Termination at will

Termination at will or termination at the employer’s convenience clauses have become very common over the past 20 years. The clauses usually give the employer the right to escape from what is becoming an onerous contract but very rarely give the contractor the same right.

Obviously, a clause such as this is very useful for the employer in cases where the project is abandoned for commercial, financial or political reasons, or possibly even if the contractor is underperforming to an extent not sufficient to allow termination for cause.

The FIDIC Red Book provides:

The Employer shall be entitled to terminate the Contract, at any time for the Employer’s convenience, by giving notice of such termination to the Contractor. The termination shall take effect 28 days after the later of the dates on which the Contractor receives this notice or the Employer returns the Performance Security. The Employer shall not terminate the Contract under this Sub Clause in order to execute the Works himself or to arrange for the Works to be executed by another contractor.

Clauses such as this cause a good deal of heat, especially if the contractor feels that he has lost a very lucrative contract without compensation. Contractors will want to see if anything can be done to improve the position. There are two issues to consider: first, what the clause states and second, the applicable law.

Whilst every applicable law needs to be expressly considered, there is a reasonably common theme internationally. Termination at will clauses seem to be accepted if they provide for the contractor to be compensated for loss of profit and the project is abandoned rather than given to a new contractor.

It is fairly common for the right to terminate a contract to be subject to strict requirements or approval by the courts. For instance, in France the Code Civile restricts a party’s freedom to terminate a contract unless it is by mutual consent or for permissible reasons.
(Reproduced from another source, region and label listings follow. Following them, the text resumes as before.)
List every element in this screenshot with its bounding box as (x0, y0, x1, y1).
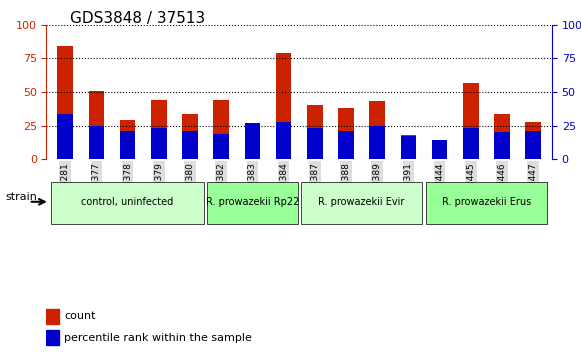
Text: strain: strain (5, 192, 37, 202)
Bar (401, 135, 416, 159)
Bar (307, 105, 322, 159)
Bar (307, 129, 322, 159)
Bar (213, 134, 229, 159)
Bar (120, 120, 135, 159)
Bar (463, 129, 479, 159)
Bar (245, 123, 260, 159)
Bar (245, 123, 260, 159)
Bar (370, 126, 385, 159)
Bar (525, 122, 541, 159)
Text: R. prowazekii Evir: R. prowazekii Evir (318, 197, 405, 207)
Text: control, uninfected: control, uninfected (81, 197, 174, 207)
Bar (276, 53, 292, 159)
Bar (432, 141, 447, 159)
Bar (338, 108, 354, 159)
Bar (89, 91, 104, 159)
Bar (494, 114, 510, 159)
Bar (46, 309, 59, 324)
Bar (494, 132, 510, 159)
Text: count: count (64, 311, 96, 321)
Bar (182, 131, 198, 159)
Text: percentile rank within the sample: percentile rank within the sample (64, 332, 252, 343)
Bar (276, 122, 292, 159)
Bar (46, 330, 59, 345)
Bar (120, 131, 135, 159)
Bar (525, 131, 541, 159)
FancyBboxPatch shape (425, 182, 547, 224)
Bar (58, 114, 73, 159)
Text: R. prowazekii Rp22: R. prowazekii Rp22 (206, 197, 299, 207)
Bar (151, 100, 167, 159)
Bar (151, 129, 167, 159)
Bar (89, 126, 104, 159)
FancyBboxPatch shape (207, 182, 297, 224)
Bar (58, 46, 73, 159)
FancyBboxPatch shape (51, 182, 204, 224)
Bar (182, 114, 198, 159)
FancyBboxPatch shape (301, 182, 422, 224)
Bar (401, 136, 416, 159)
Bar (370, 102, 385, 159)
Bar (432, 141, 447, 159)
Text: R. prowazekii Erus: R. prowazekii Erus (442, 197, 531, 207)
Bar (213, 100, 229, 159)
Text: GDS3848 / 37513: GDS3848 / 37513 (70, 11, 205, 25)
Bar (338, 131, 354, 159)
Bar (463, 82, 479, 159)
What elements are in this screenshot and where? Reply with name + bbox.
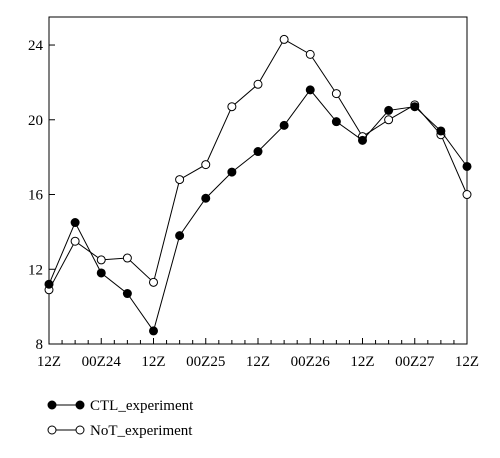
- x-tick-label: 00Z26: [291, 354, 331, 370]
- x-tick-label: 12Z: [350, 354, 374, 370]
- x-axis: 12Z 00Z24 12Z 00Z25 12Z 00Z26 12Z 00Z27 12Z: [37, 338, 479, 370]
- legend-marker: [47, 425, 57, 435]
- data-point: [253, 147, 263, 157]
- data-point: [149, 277, 158, 287]
- data-point: [436, 126, 446, 136]
- x-tick-label: 00Z25: [186, 354, 225, 370]
- y-axis: 8 12 16 20 24: [28, 38, 55, 353]
- data-point: [201, 193, 211, 203]
- x-tick-label: 00Z24: [82, 354, 122, 370]
- data-point: [149, 326, 158, 336]
- data-point: [96, 268, 106, 278]
- series-layer: [44, 34, 472, 336]
- data-point: [175, 231, 185, 241]
- data-point: [201, 160, 211, 170]
- legend-marker: [47, 400, 57, 410]
- data-point: [305, 49, 315, 59]
- data-point: [96, 255, 106, 265]
- data-point: [253, 79, 263, 89]
- y-tick-label: 24: [28, 38, 44, 54]
- data-point: [279, 34, 289, 44]
- series-line: [48, 89, 468, 333]
- plot-frame: [48, 16, 468, 345]
- legend-label: CTL_experiment: [90, 398, 194, 414]
- data-point: [384, 115, 394, 125]
- data-point: [279, 120, 289, 130]
- data-point: [331, 117, 341, 127]
- data-point: [358, 135, 367, 145]
- data-point: [122, 253, 132, 263]
- data-point: [384, 105, 394, 115]
- legend-marker: [75, 425, 85, 435]
- x-tick-label: 12Z: [141, 354, 165, 370]
- legend-item: CTL_experiment: [47, 398, 194, 414]
- series-ctl-experiment: [44, 85, 472, 336]
- data-point: [410, 102, 420, 112]
- data-point: [227, 102, 237, 112]
- data-point: [44, 279, 54, 289]
- x-tick-label: 00Z27: [395, 354, 435, 370]
- x-tick-label: 12Z: [455, 354, 479, 370]
- y-tick-label: 12: [28, 262, 43, 278]
- data-point: [70, 218, 80, 228]
- data-point: [175, 175, 185, 185]
- x-tick-label: 12Z: [246, 354, 270, 370]
- data-point: [331, 89, 341, 99]
- y-tick-label: 8: [36, 337, 44, 353]
- y-tick-label: 20: [28, 113, 43, 129]
- legend-marker: [75, 400, 85, 410]
- series-not-experiment: [44, 34, 472, 295]
- legend-item: NoT_experiment: [47, 423, 193, 439]
- x-tick-label: 12Z: [37, 354, 61, 370]
- data-point: [462, 161, 472, 171]
- data-point: [227, 167, 237, 177]
- data-point: [305, 85, 315, 95]
- legend-label: NoT_experiment: [90, 423, 193, 439]
- data-point: [122, 289, 132, 299]
- series-line: [48, 38, 468, 291]
- legend: CTL_experiment NoT_experiment: [47, 398, 194, 439]
- data-point: [462, 190, 472, 200]
- y-tick-label: 16: [28, 188, 44, 204]
- data-point: [70, 236, 80, 246]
However, if an employer terminates for convenience it will have to compensate the contractor for costs and for the loss of profit.
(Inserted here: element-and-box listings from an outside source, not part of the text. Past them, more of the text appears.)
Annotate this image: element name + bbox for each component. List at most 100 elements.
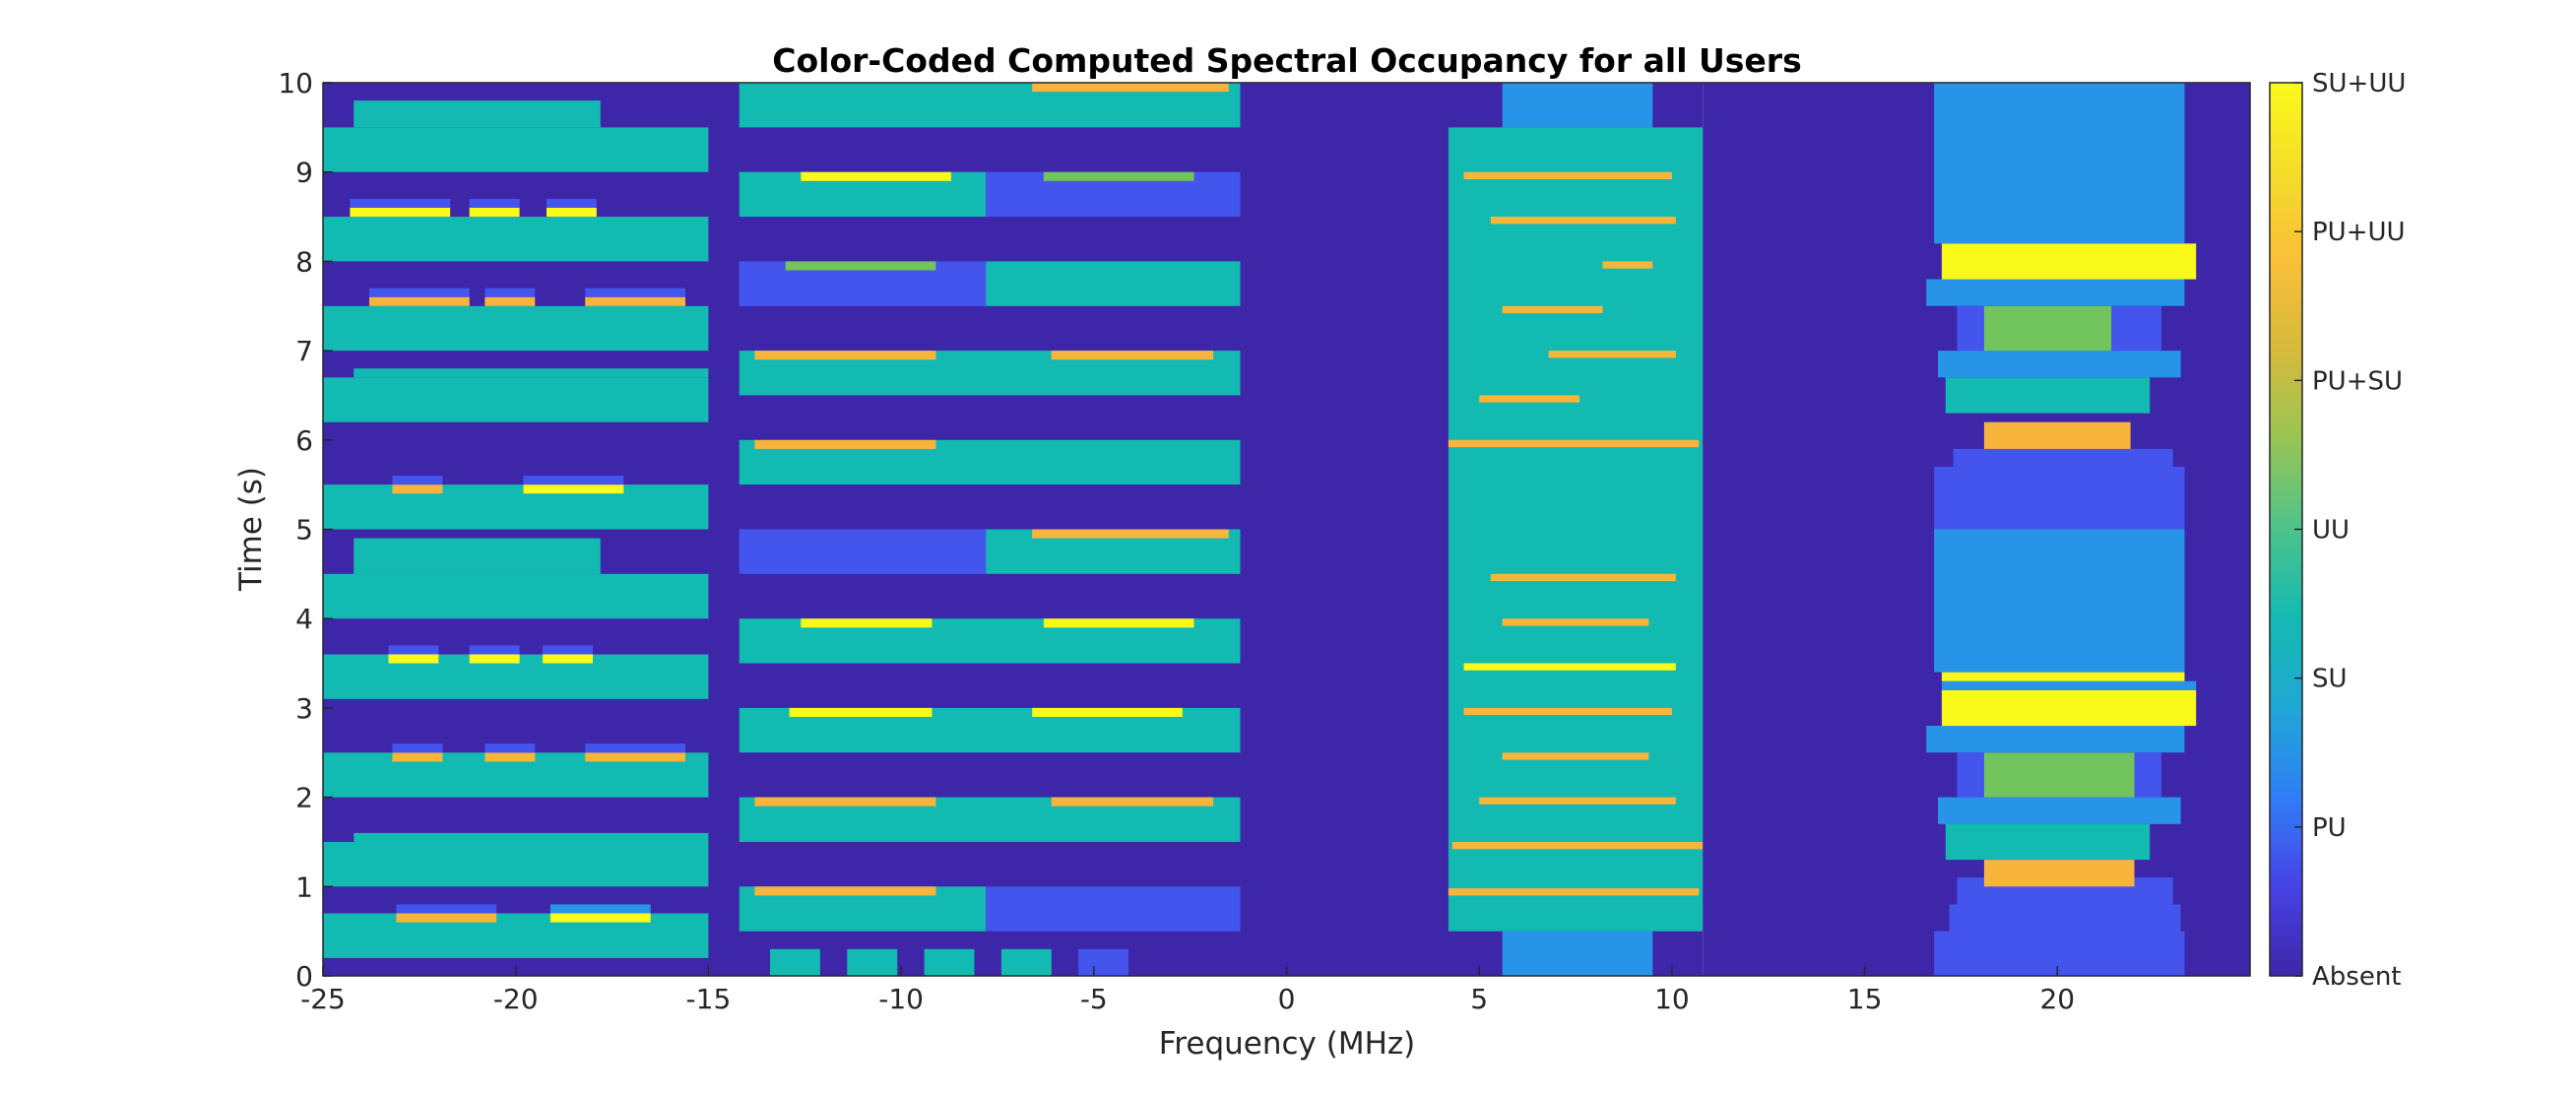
occupancy-cell-su xyxy=(1502,931,1653,976)
occupancy-cell-pu xyxy=(350,198,451,208)
occupancy-cell-pu-su xyxy=(1043,171,1194,181)
y-tick-label: 8 xyxy=(295,245,313,278)
occupancy-cell-uu xyxy=(1945,823,2151,861)
occupancy-cell-pu xyxy=(585,288,685,297)
occupancy-cell-uu xyxy=(323,484,709,530)
x-tick-label: 0 xyxy=(1278,983,1296,1015)
y-axis: 0 1 2 3 4 5 6 7 8 9 10 xyxy=(278,67,333,993)
occupancy-cell-uu xyxy=(1448,127,1704,932)
occupancy-cell-pu xyxy=(543,645,593,655)
occupancy-cell-pu-uu xyxy=(754,351,936,360)
occupancy-cell-pu-uu xyxy=(392,752,443,762)
occupancy-cell-pu xyxy=(547,198,597,208)
occupancy-cell-su xyxy=(1941,680,2197,690)
occupancy-cell-pu-uu xyxy=(1032,83,1229,93)
occupancy-cell-pu-uu xyxy=(1548,351,1676,358)
heatmap-plot-area xyxy=(323,83,2250,976)
occupancy-cell-pu-su xyxy=(1983,305,2112,352)
occupancy-cell-pu xyxy=(392,476,443,485)
occupancy-cell-pu-uu xyxy=(1051,797,1214,807)
colorbar-label: PU+SU xyxy=(2312,366,2403,396)
x-tick-label: -20 xyxy=(493,983,539,1015)
occupancy-cell-pu xyxy=(523,476,624,485)
y-tick-label: 2 xyxy=(295,782,313,814)
occupancy-cell-pu-uu xyxy=(1463,707,1672,716)
y-tick-label: 5 xyxy=(295,514,313,547)
occupancy-cell-pu-uu xyxy=(1602,261,1653,269)
occupancy-cell-pu xyxy=(1934,467,2185,503)
x-tick-label: 20 xyxy=(2039,983,2075,1015)
x-tick-label: -25 xyxy=(300,983,346,1015)
colorbar-label: PU xyxy=(2312,813,2347,843)
occupancy-cell-pu xyxy=(1934,931,2185,976)
occupancy-cell-pu xyxy=(484,743,536,753)
occupancy-cell-su-uu xyxy=(1941,243,2197,280)
occupancy-cell-su-uu xyxy=(549,913,651,923)
occupancy-cell-pu-uu xyxy=(369,296,470,306)
occupancy-cell-pu xyxy=(1953,448,2173,467)
occupancy-cell-pu-uu xyxy=(585,296,685,306)
occupancy-cell-pu xyxy=(1078,948,1128,976)
occupancy-cell-pu xyxy=(392,743,443,753)
occupancy-cell-pu-uu xyxy=(1479,797,1676,805)
occupancy-cell-pu-uu xyxy=(1451,842,1704,850)
occupancy-cell-pu xyxy=(396,904,497,914)
occupancy-cell-pu-uu xyxy=(585,752,685,762)
occupancy-cell-pu-su xyxy=(785,261,936,271)
chart-title: Color-Coded Computed Spectral Occupancy … xyxy=(772,41,1801,80)
x-tick-label: 10 xyxy=(1654,983,1690,1015)
occupancy-cell-su-uu xyxy=(1043,618,1194,628)
occupancy-cell-pu-su xyxy=(1983,752,2135,798)
occupancy-cell-su-uu xyxy=(469,208,520,218)
occupancy-cell-pu-uu xyxy=(396,913,497,923)
occupancy-cell-uu xyxy=(323,127,709,172)
occupancy-cell-pu-uu xyxy=(754,797,936,807)
occupancy-cell-su xyxy=(1934,529,2185,673)
occupancy-cell-uu xyxy=(354,368,709,378)
occupancy-cell-uu xyxy=(770,948,820,976)
occupancy-cell-su-uu xyxy=(543,654,593,664)
occupancy-cell-su-uu xyxy=(1941,689,2197,727)
occupancy-cell-su-uu xyxy=(801,171,951,181)
occupancy-cell-su xyxy=(549,904,651,914)
colorbar-label: SU+UU xyxy=(2312,69,2406,98)
occupancy-cell-uu xyxy=(1945,377,2151,414)
y-axis-label: Time (s) xyxy=(233,467,269,592)
y-tick-label: 3 xyxy=(295,692,313,725)
occupancy-cell-su-uu xyxy=(789,707,933,717)
occupancy-cell-pu-uu xyxy=(1502,752,1649,760)
occupancy-cell-pu xyxy=(986,886,1241,932)
occupancy-cell-pu-uu xyxy=(484,752,536,762)
occupancy-cell-su-uu xyxy=(1941,672,2185,681)
y-tick-label: 9 xyxy=(295,157,313,189)
y-tick-label: 7 xyxy=(295,335,313,367)
y-tick-label: 6 xyxy=(295,424,313,457)
occupancy-cell-pu xyxy=(369,288,470,297)
occupancy-cell-su-uu xyxy=(388,654,439,664)
occupancy-cell-su-uu xyxy=(350,208,451,218)
x-tick-label: -15 xyxy=(686,983,732,1015)
occupancy-cell-uu xyxy=(847,948,898,976)
occupancy-cell-pu-uu xyxy=(1448,439,1700,448)
occupancy-cell-uu xyxy=(354,538,601,574)
colorbar: Absent PU SU UU PU+SU PU+UU SU+UU xyxy=(2269,69,2406,992)
occupancy-cell-uu xyxy=(323,217,709,262)
colorbar-label: UU xyxy=(2312,516,2350,546)
occupancy-cell-pu-uu xyxy=(1983,860,2135,887)
x-tick-label: 5 xyxy=(1470,983,1488,1015)
occupancy-cell-su xyxy=(1938,351,2181,378)
y-tick-label: 1 xyxy=(295,871,313,903)
colorbar-label: SU xyxy=(2312,665,2348,694)
occupancy-cell-su-uu xyxy=(801,618,933,628)
occupancy-cell-pu xyxy=(469,198,520,208)
x-axis-label: Frequency (MHz) xyxy=(1159,1026,1416,1062)
y-tick-label: 0 xyxy=(295,960,313,993)
occupancy-cell-pu-uu xyxy=(1502,618,1649,626)
occupancy-cell-pu xyxy=(388,645,439,655)
occupancy-cell-su-uu xyxy=(469,654,520,664)
occupancy-cell-uu xyxy=(1000,948,1052,976)
occupancy-cell-uu xyxy=(323,305,709,352)
occupancy-cell-su-uu xyxy=(547,208,597,218)
occupancy-cell-uu xyxy=(323,377,709,422)
occupancy-cell-uu xyxy=(924,948,975,976)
In Australia, termination at will is allowed if the contractor is compensated for their losses.

Even in the USA (the home of freedom) the employer is required to use good faith and cannot use the provision “simply to acquire a better bargain from another source”.

In Egypt the Civil Code provides:

“(1) An employer may terminate the contract and stop the work at any time before the completion of the works, provided that he compensates the contractor for all expenses he has incurred, for the work that he has done and the profit that he would have made if he had completed the work.

 (2) The Court may, however, reduce the compensation due to the contractor for loss of profit if the circumstances justify such reduction.  In particular, the court shall deduct from such compensation any savings realized by the contractor as a result of the rescission of the contract by the employer and any profit which the contractor could have made by employing his time otherwise.”

This provision is unusual in that it expressly allows for termination at the employer’s convenience. It is more usual to see a civil code that seeks to limit the ability of a party to escape from a contract. Such a provision is to be found in the UAE Civil Code which expressly forbids a party to terminate a contract unless by agreement or the termination is authorised by the court (Article 267).

However, even in the UAE the courts have adopted a pragmatic approach and in one case it was found to be “judicially established” that the employer may terminate for any reason as long as the contractor is compensated for the loss of profit and other losses. The reasoning is that construction projects are long and circumstances may change such that the project is no longer feasible.

In England the courts have recently considered a termination clause which did not provide for any compensation (see TSG v South Anglia Housing Ltd[1]). Further, the situation was one where, following termination, the project was going to be given to a new contractor. The facts were that the contract was a maintenance contract which the Housing Association was required by statute to have in place.

The court simply decided that the parties had freely negotiated the terms of the contract and the court applied those terms:

“I do not consider that there was as such an implied term of good faith in the Contract. The parties had gone as far as they wanted in expressing terms in Clause 1.1 about how they were to work together in a spirit of ‘trust fairness and mutual co-operation’ and to act reasonably. Even if there was some implied term of good faith, it would not and could not circumscribe or restrict what the parties had expressly agreed in Clause 13.3, which was in effect that either of them for no, good or bad reason could terminate at any time before the term of four years was completed. That is the risk that each voluntarily undertook when it entered into the Contract, even though, doubtless, initially each may have thought, hoped and assumed that the Contract would run its full term…”

The court was not in the least concerned about SAH’s motives or the fact that the contract had to be given to someone else.

It is doubly interesting as a common law case because it is well established that an employer cannot omit all the rest of the work in order to give it to another contractor per Amec Building Ltd v Cadmus Investment Co Ltd.[2].

However, it may be that one of the unique aspects of the TSG case was that the clause allowed either party to terminate for convenience and so either party could escape from an onerous contract.

The FIDIC Red Book allows the employer to terminate for convenience provided the employer is abandoning the project and the contractor is compensated for costs incurred. However, it does not provide the contractor with a right to loss of profit. In this aspect the clause seems to be out of step with most of the world. Therefore, whether the termination will be legal will depend wholly on the jurisdiction of the country you are in.